“It’s the most wonderful time of the year!”
I’m sure Fido and Fluffy are saying the same thing as new and exciting food items accumulate around the house and brightly wrapped packages with fun ribbons appear under that big smelly green thing (I think the humans call it, “tree”). While the holiday season brings great joy to all members of the family, we need to remember that while we splurge and enjoy the special treats of the season, we need to keep our pets on the straight and narrow to prevent really sick critters and costly vet bills!
Ribbon, ribbon everywhere! Its fun to watch our cats and kittens bat ribbon around and sit all cozy on top of the packages. That being said, cats seem to have an urge they can’t resist to ingest those beautiful ribbons. Many chew them up and pass Christmas-y stool, however, not all are so lucky and we see cats that present for vomiting and turn out to have a “linear foreign body”; fancy vet speak for “long string caught up in the intestines”. This is an issue that requires surgery and even then, doesn’t always have the best outcome.
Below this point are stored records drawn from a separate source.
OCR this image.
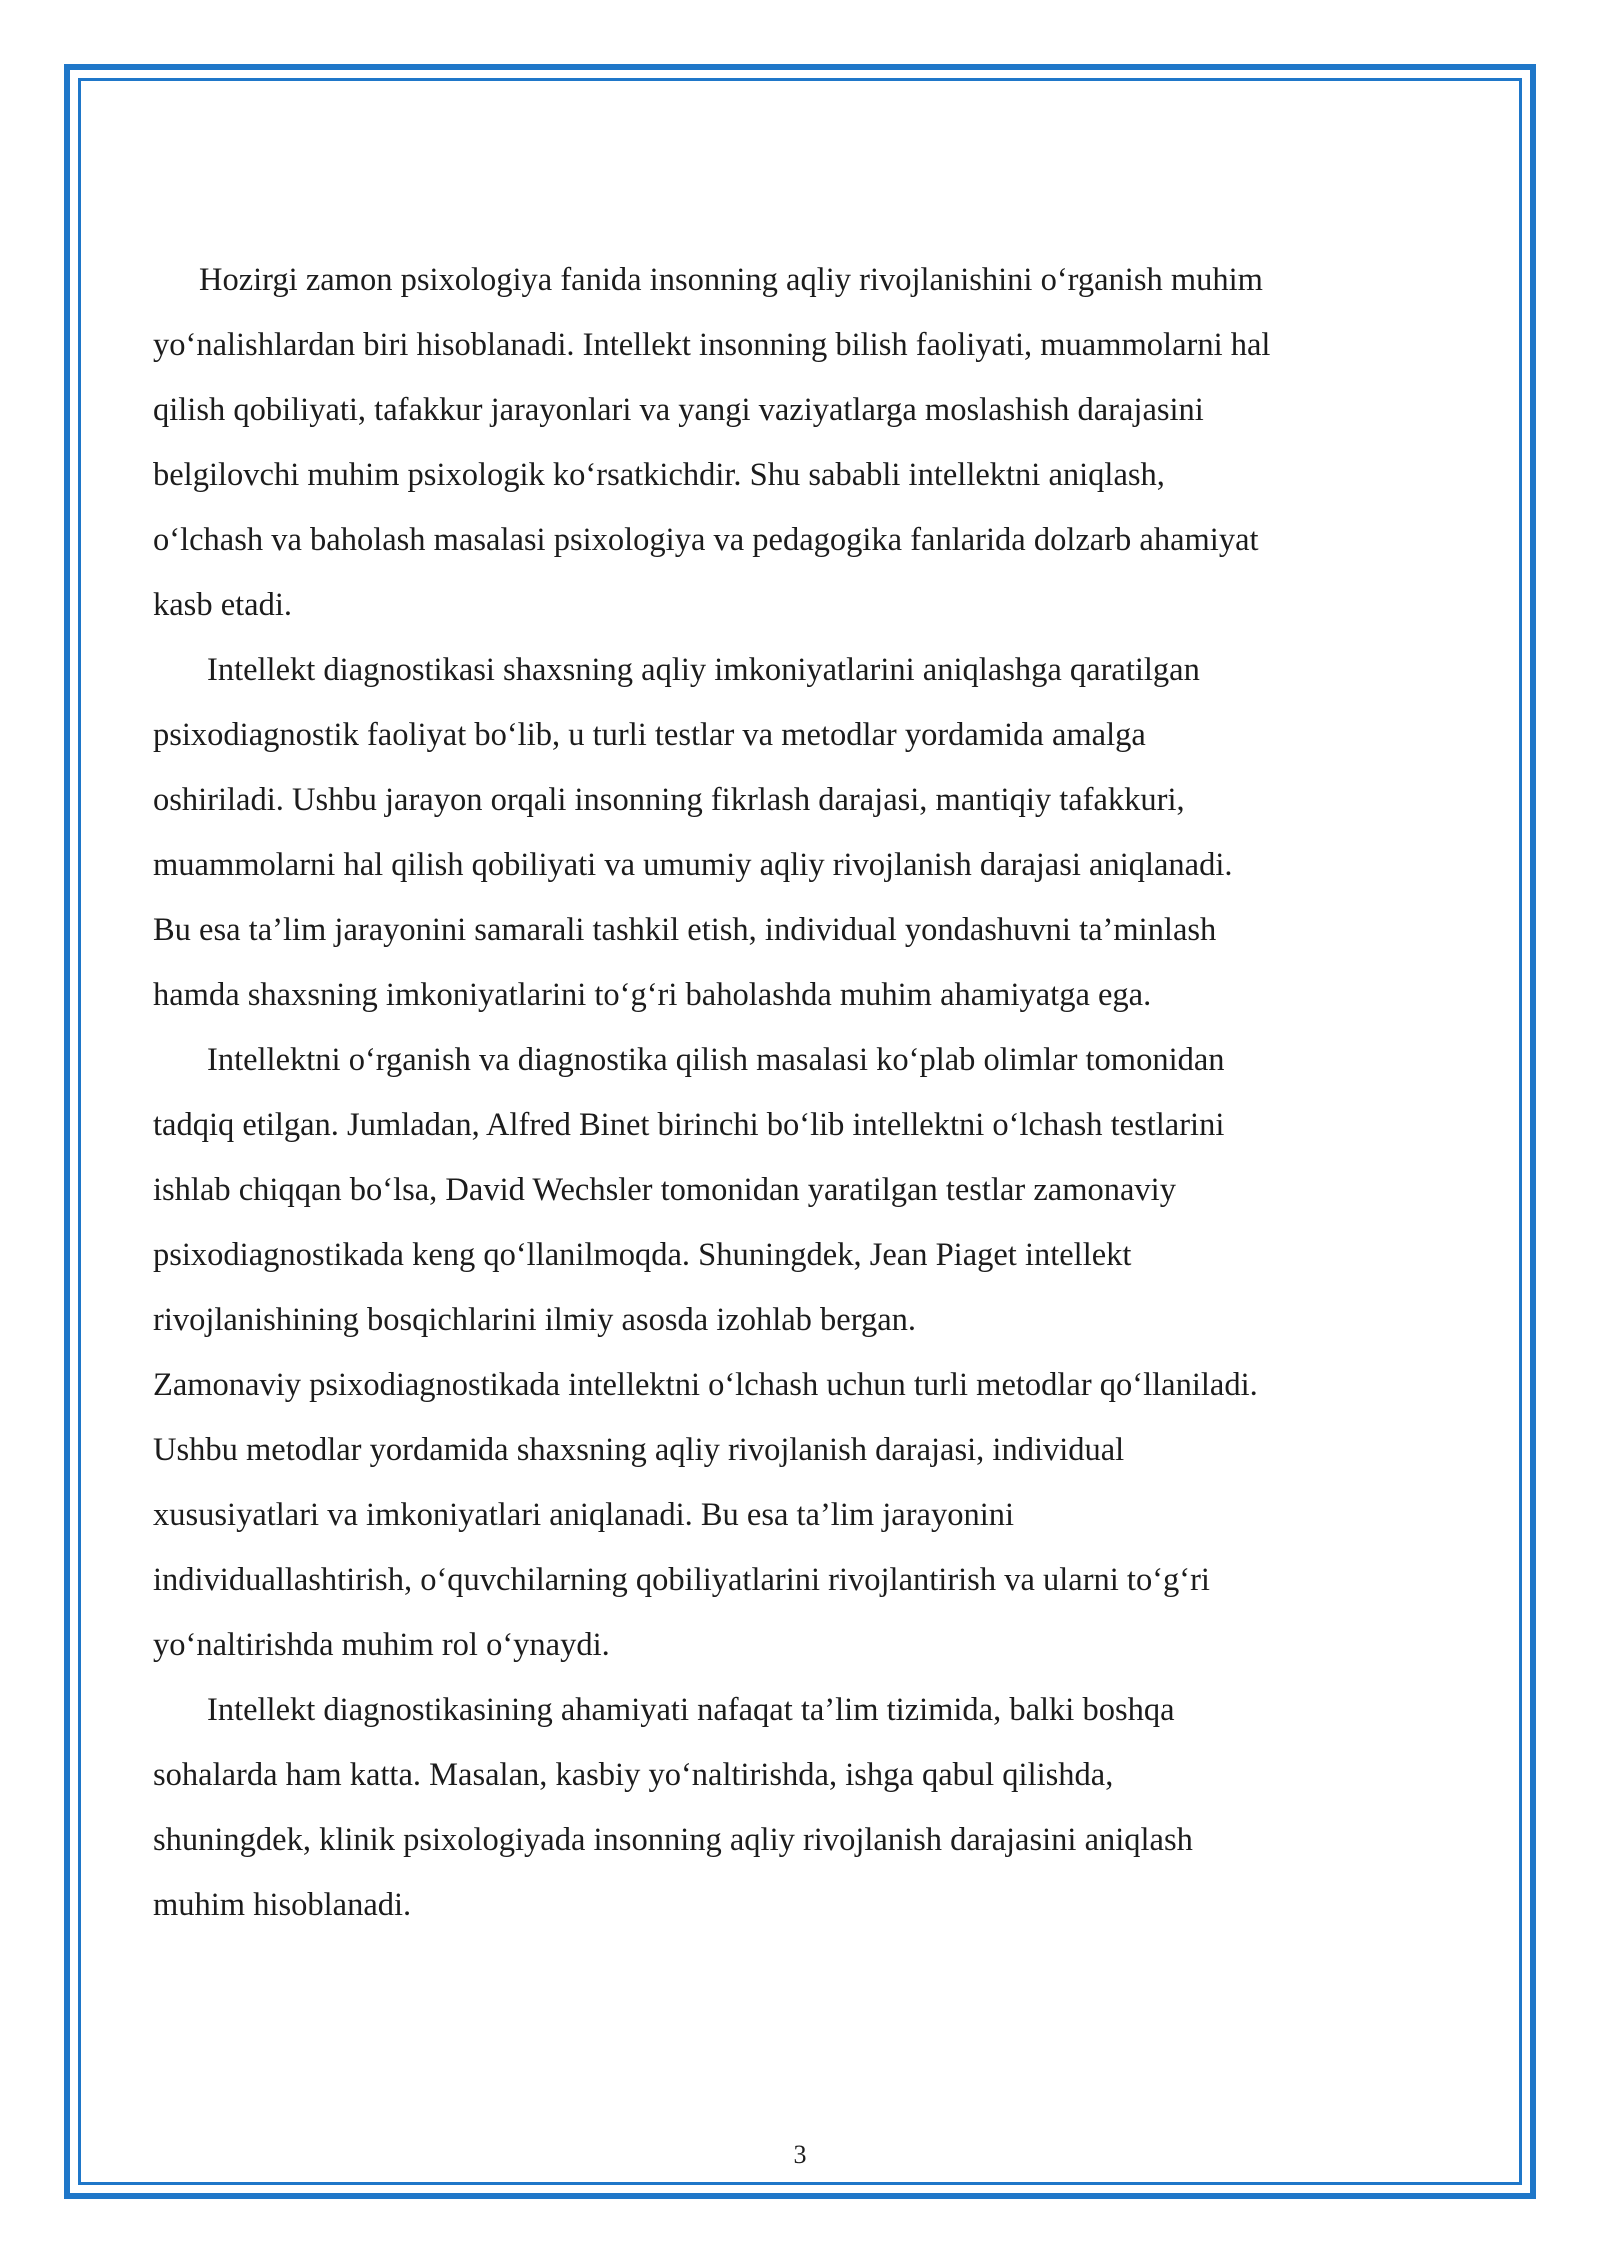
Hozirgi zamon psixologiya fanida insonning aqliy rivojlanishini o‘rganish muhim
yo‘nalishlardan biri hisoblanadi. Intellekt insonning bilish faoliyati, muammolarni hal
qilish qobiliyati, tafakkur jarayonlari va yangi vaziyatlarga moslashish darajasini
belgilovchi muhim psixologik ko‘rsatkichdir. Shu sababli intellektni aniqlash,
o‘lchash va baholash masalasi psixologiya va pedagogika fanlarida dolzarb ahamiyat
kasb etadi.
Intellekt diagnostikasi shaxsning aqliy imkoniyatlarini aniqlashga qaratilgan
psixodiagnostik faoliyat bo‘lib, u turli testlar va metodlar yordamida amalga
oshiriladi. Ushbu jarayon orqali insonning fikrlash darajasi, mantiqiy tafakkuri,
muammolarni hal qilish qobiliyati va umumiy aqliy rivojlanish darajasi aniqlanadi.
Bu esa ta’lim jarayonini samarali tashkil etish, individual yondashuvni ta’minlash
hamda shaxsning imkoniyatlarini to‘g‘ri baholashda muhim ahamiyatga ega.
Intellektni o‘rganish va diagnostika qilish masalasi ko‘plab olimlar tomonidan
tadqiq etilgan. Jumladan, Alfred Binet birinchi bo‘lib intellektni o‘lchash testlarini
ishlab chiqqan bo‘lsa, David Wechsler tomonidan yaratilgan testlar zamonaviy
psixodiagnostikada keng qo‘llanilmoqda. Shuningdek, Jean Piaget intellekt
rivojlanishining bosqichlarini ilmiy asosda izohlab bergan.
Zamonaviy psixodiagnostikada intellektni o‘lchash uchun turli metodlar qo‘llaniladi.
Ushbu metodlar yordamida shaxsning aqliy rivojlanish darajasi, individual
xususiyatlari va imkoniyatlari aniqlanadi. Bu esa ta’lim jarayonini
individuallashtirish, o‘quvchilarning qobiliyatlarini rivojlantirish va ularni to‘g‘ri
yo‘naltirishda muhim rol o‘ynaydi.
Intellekt diagnostikasining ahamiyati nafaqat ta’lim tizimida, balki boshqa
sohalarda ham katta. Masalan, kasbiy yo‘naltirishda, ishga qabul qilishda,
shuningdek, klinik psixologiyada insonning aqliy rivojlanish darajasini aniqlash
muhim hisoblanadi.
3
I know packages look better with curly ribbon, but consider your feline friend before you tie that pretty bow!
The list of tasty treats your pets may consume in the upcoming weeks is just too lengthy to even hope to cover, but I’ll mention the top offenders and recommend if you find any evidence of these indulgences, don’t hesitate to call your friendly veterinarian or ASPCA Poison Control (888-426-4435).
COOKIES (my personal kryptonite)! No matter what your tradition, many cookies contain ingredients that may be toxic to our pets. Chocolate is the primary offender and as a rule, the darker the chocolate the less it takes to cause a problem. Stocking stuffers are another source of taste delight for our pets (dogs especially) that may contain chocolate. If you know your critter has eaten chocolate or any other questionable food item, call your veterinarian immediately for advice!
Another eating note worth taking… even things that seem harmless (like a little turkey or roast beef) may cause some upset to those sensitive pet tummies who aren’t used to such rich and tasty treats. They’ll feel the excitement of the season without the human goodies; let them join the celebration with some of their normal treats!
Everyone’s homes look so festive decked out with plants and lights of all kinds. In addition to a Christmas tree you may have poinsettia or lilies adorning your normally clean surfaces. Cats, for whatever reason, love to chew on new plants and this can be a real problem this time of year. Luckily, most of the poinsettias that you can purchase will only cause a bit of gastrointestinal upset; Call your friendly veterinarian if you notice any vomiting or diarrhea this time of year. Christmas lilies aren’t overly common, but be especially careful if you have a cat. Eating a small amount of lily can cause a big problem for kitty kidneys.
And last (but not least) what better way to get into the spirit than… a few spirits! Animals are susceptible to the same side effects as humans when they’ve had one too many alcoholic beverages. So if you’re having a party, be careful about leaving cups of spiked eggnog, mulled wine and other spirits in pet accessible spots, our animals are lightweights given their small size and lack of tolerance (unless they’re regular drinkers, which I doubt!).
Happy Holidays from all of us at Central Animal Hospital!